Multipole Moments in the Effective Fragment Potential Method.

Abstract

In the effective fragment potential (EFP) method the Coulomb potential is represented using a set of multipole moments generated by the distributed multipole analysis (DMA) method. Misquitta, Stone, and Fazeli recently developed a basis space-iterated stockholder atom (BS-ISA) method to generate multipole moments. This study assesses the accuracy of the EFP interaction energies using sets of multipole moments generated from the BS-ISA method, and from several versions of the DMA method (such as analytic and numeric grid-based), with varying basis sets. Both methods lead to reasonable results, although using certain implementations of the DMA method can result in large errors. With respect to the CCSD(T)/CBS interaction energies, the mean unsigned error (MUE) of the EFP method for the S22 data set using BS-ISA-generated multipole moments and DMA-generated multipole moments (using a small basis set and the analytic DMA procedure) is 0.78 and 0.72 kcal/mol, respectively.
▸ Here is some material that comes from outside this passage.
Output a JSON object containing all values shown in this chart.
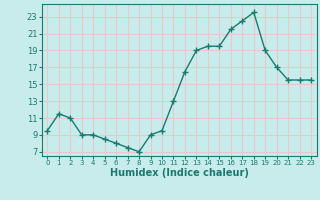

The MUE accuracy is on the same order as MP2 and SCS-MP2. The MUEs are lower than in a previous study benchmarking the EFP method without the EFP charge transfer term, demonstrating that the charge transfer term increases the accuracy of the EFP method. Regardless of the multipole moment method used, it is likely that much of the error is due to an insufficient short-range electrostatic term (i.e., charge penetration term), as shown by comparisons with symmetry-adapted perturbation theory.